Last summer, I went to my local library and picked up a copy of Jane Erye. It was navy blue, full cloth, published by Modern Library in 1951. The title and author were printed in faded gold leaf and the endpaper was patterned with handsome light grey, that famous insignia of the dancer flitting by with a torch in hand. I loved looking at that lithe figure, animated by the light of inspiration.
Every time I sat down to read it in my favorite chair, I smelled it first: dusty ink, that mineral acid and wood fragrance. And Jane would reappear, her sharp cuffs and imperious chin.

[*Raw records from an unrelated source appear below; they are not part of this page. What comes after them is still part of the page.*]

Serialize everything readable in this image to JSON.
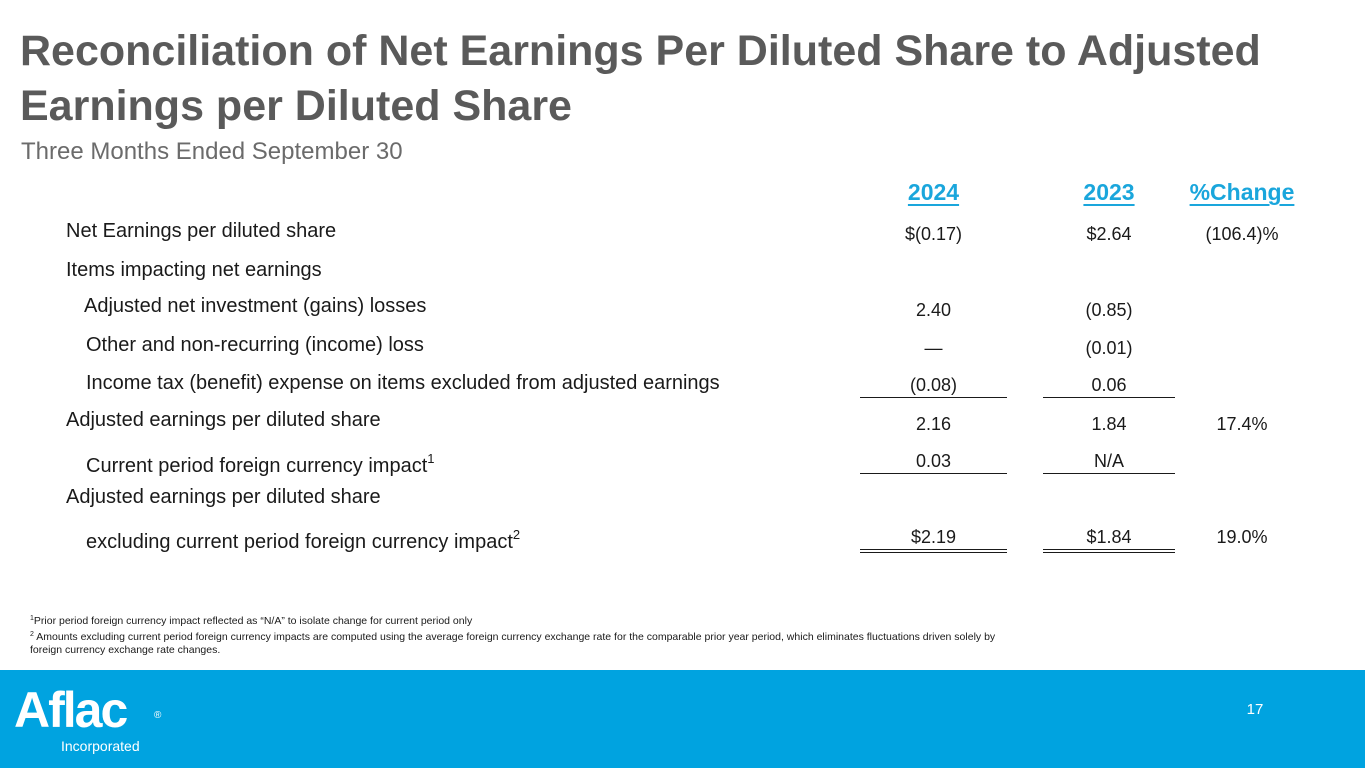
{
  "title": "Reconciliation of Net Earnings Per Diluted Share to Adjusted Earnings per Diluted Share",
  "subtitle": "Three Months Ended September 30",
  "columns": [
    "2024",
    "2023",
    "%Change"
  ],
  "rows": [
    {
      "label": "Net Earnings per diluted share",
      "sup": "",
      "v2024": "$(0.17)",
      "v2023": "$2.64",
      "change": "(106.4)%"
    },
    {
      "label": "Items impacting net earnings",
      "sup": "",
      "v2024": "",
      "v2023": "",
      "change": ""
    },
    {
      "label": "Adjusted net investment (gains) losses",
      "sup": "",
      "v2024": "2.40",
      "v2023": "(0.85)",
      "change": ""
    },
    {
      "label": "Other and non-recurring (income) loss",
      "sup": "",
      "v2024": "—",
      "v2023": "(0.01)",
      "change": ""
    },
    {
      "label": "Income tax (benefit) expense on items excluded from adjusted earnings",
      "sup": "",
      "v2024": "(0.08)",
      "v2023": "0.06",
      "change": ""
    },
    {
      "label": "Adjusted earnings per diluted share",
      "sup": "",
      "v2024": "2.16",
      "v2023": "1.84",
      "change": "17.4%"
    },
    {
      "label": "Current period foreign currency impact",
      "sup": "1",
      "v2024": "0.03",
      "v2023": "N/A",
      "change": ""
    },
    {
      "label": "Adjusted earnings per diluted share",
      "sup": "",
      "v2024": "",
      "v2023": "",
      "change": ""
    },
    {
      "label": "excluding current period foreign currency impact",
      "sup": "2",
      "v2024": "$2.19",
      "v2023": "$1.84",
      "change": "19.0%"
    }
  ],
  "footnotes": {
    "n1_mark": "1",
    "n1_text": "Prior period foreign currency impact reflected as “N/A” to isolate change for current period only",
    "n2_mark": "2",
    "n2_text": " Amounts excluding current period foreign currency impacts are computed using the average foreign currency exchange rate for the comparable prior year period, which eliminates fluctuations driven solely by foreign currency exchange rate changes."
  },
  "footer": {
    "page_number": "17",
    "logo_text": "Aflac",
    "logo_registered": "®",
    "logo_subtext": "Incorporated"
  },
  "colors": {
    "accent": "#1aa6dc",
    "footer_bar": "#00a3e0",
    "title": "#5a5a5a"
  }
}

I just don’t know if Jane Eyre would have been the same without the birchy, nutty heaviness of that excellent old library copy.
Everyone laughs at emojis. They are a frivolity, a collection of accents that soften and simplify our sentiments. I sometimes look at them and think: in a few years, this could be how we write. We have stopped teaching our kids cursive. We don’t even teach them to type. There is speculation that our children will voice command, tap and swipe their way through all their communication. Studies indicate that their brains won’t develop the same way, that writing with our hands and spelling things out expands the thoughts themselves, expands the brain’s ability to conceive.
As someone who writes for a living, I wonder if I should just get Dragon and teach myself how to “write” with speech, just getting the jump on where the whole thing is obviously headed. And as someone who worked in bookstores for a good part of my life, I cannot help but mourn the fading industry that saw each individual book as a crafted thing, a signifier of civilization, a torch.
There is tremendous waste in traditional publishing that trumps sentimentality. More pragmatic minds have pointed out the insanity of cutting down a producer of oxygen in order to grind it down and make a book out of it, and they would be right. The sands of storytelling are shifting. Putting a story on paper seems almost indulgent now. Quixotic.
Storytelling will always live as long as humans do; it’s how we make sense of the world and organize the chaos in a way that hopefully keeps us sane. But there is a sense too, that the medium is evaporating, becoming “paperless”. It is a story in and of itself, and not without its own little tragedy. I always sign my name with the tilde because I think of that gesture, the dancer, like language, in motion, already becoming something else.